Similar to the DRONE_POOL_MIN_AGE
setting which sets a minimum duration since an agent was created, it would be great to be able to instead define a minimum time that an agent must be idle before it gets terminated. The problem I’m looking to solve is that once an agent passes MIN_AGE, and finishes whatever job it’s running, it terminates apparently almost instantly. If another job fires a couple minutes later, it needs to wait for a new instance to spin up. While this is only a couple of minutes, it’s annoying to be iterating on a job and every 30 minutes or so you’re waiting for a new agent. Instead, we’d like to be able to set a MIN_IDLE_AGE to 15 minutes and if a job hasn’t run on that agent for 15 minutes, then it’s able to get terminated. So if jobs keep firing every 5 minutes, the agent will not terminate. Hm… if you have jobs scheduled to run or are active enough, then that might present a situation where an agent will never terminate. So I guess to go with this there should either be a MAX_AGE to hit an absolute max lifetime or even a MAX_JOBS to force a termination after it’s run a certain number of jobs.

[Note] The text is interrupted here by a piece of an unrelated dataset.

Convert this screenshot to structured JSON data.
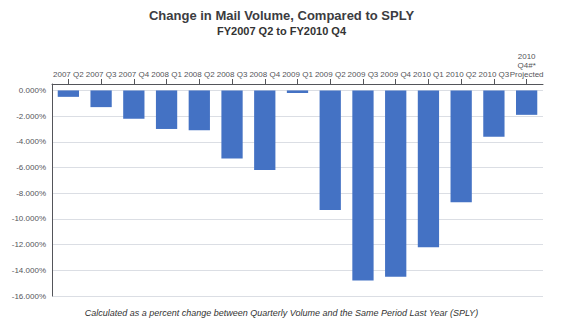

We are working on a new VM runner that creates a new virtual machine for each pipeline execution [1]. It has built-in autoscaling with pooling and warn instances to ensure pipeline execution feels immediate. In practice this seems to be working much better than the autoscaler, and I suspect over time, the VM runner will supersede the autoscaler for this reason.
In addition to easier autoscaling, the main benefit to the VM runner is that it supports executing pipeline in containers (similar to the Docker runner) but also provides the option to execute pipelines directly on the host machine outside of a container. This is especially useful for workloads that are not well suited for container runtimes, including workloads that need to work directly with Docker (but often struggle due to issues with docker in docker, or security related to exposing the host machine docker socket).
The VM runner will launch for AWS end of year.